There was some beautiful birdsong in the park yesterday, but I seemed to be the only person who stopped to listen; or who was even aware of it.

Anonymous said...

It was wonderful to read your post this morning and that Sue could help you out with the piece of writing you queried.
The bird life here is interesting. We live on the edge of a park. This morning there was one line of ducks and one line of magpies facing off against each other. It was obvious which "Red Rover" team would lose interest...the ducks waddled off nonchalantly, reflecting "Got no issue with you Bro", while magpies are always up for a bit of biffo, mainly with other magpies, depending on seasons and territory, though cyclists can cop their ire too.
Wishing you a good day today Pat. - Pam. Sth Aust.

Jennifer said...

I love that you're feeling perky! Your blog was a pleasure to read this morning. :)

Damselfly said...

So good to "hear" you're feeling perky and sharing your observations and thoughts.
May the good days continue.

Heather said...

So good to know you are feeling perky today. I think of you often and wonder how you are. I miss my little garden and loved working in it, though I'd have to get help if I still had it now. I enjoy looking for signs of growth in our communal garden here, but of course it is not the same.

Salty Pumpkin Studio said...

Plants do hold onto us in life.
Gardens lets the soul frolick like no other task. Fresh air, new things, old things, undecided things, intruder things, the garden has it all.

Pixie said...

"Badger droppings are fascinating" would certainly grab my attention:)
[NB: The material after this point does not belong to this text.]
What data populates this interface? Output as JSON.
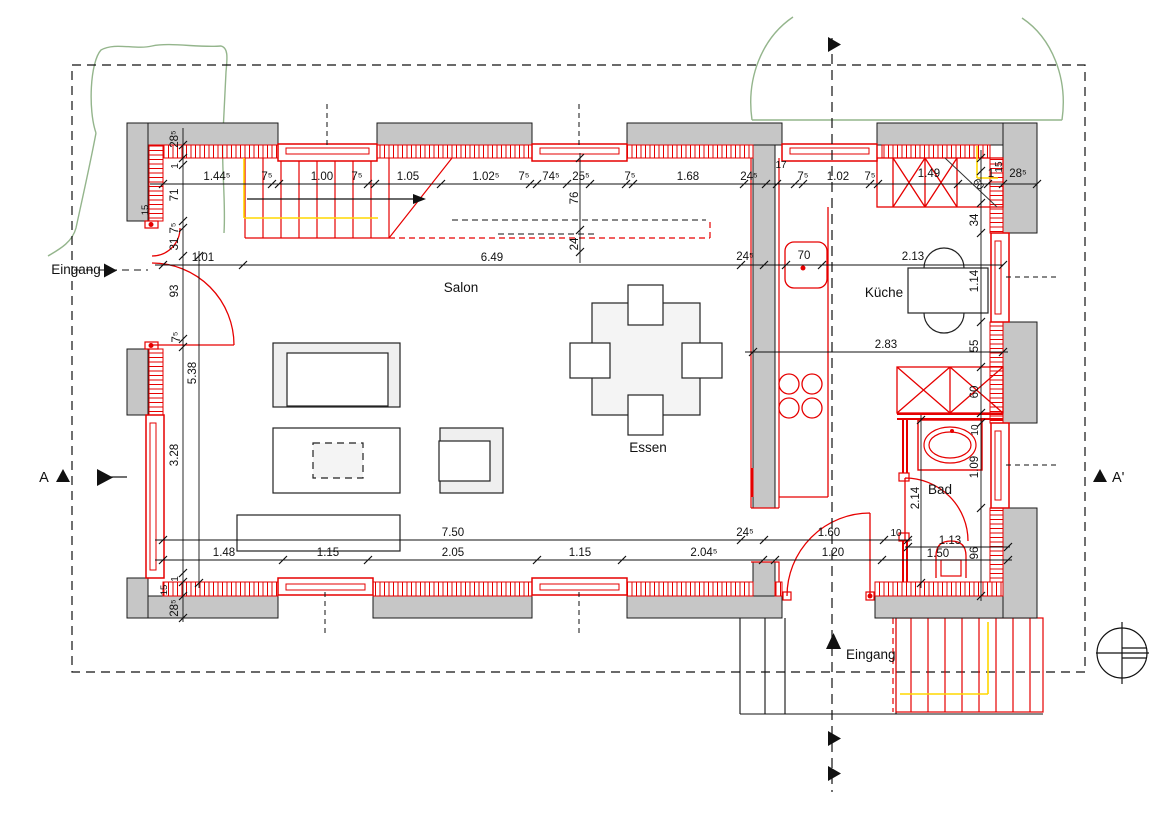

I love to garden but I need to wait. The ground is still frozen and although there isn't much snow, hardly any this year, still enough to cover the ground, kind of. I always enjoy listening to the birds.

Have a lovely day.

Julie Thornton said...

Oh I've finally found your blog.

What I've read so far is great.

Was lovely catching up with you yesterday.

The Weaver of Grass said...

Pam - Your "stand off" brought my first laugh of the day. Thank you!!

Thaks Derek for the info on carkins - I would guess it is the same with the ones I can see from my wondow.

Thanks everyone - such interesting comments. If I have made any mistakes please forgive me. My eyes are failing badly and the print is so faint and small.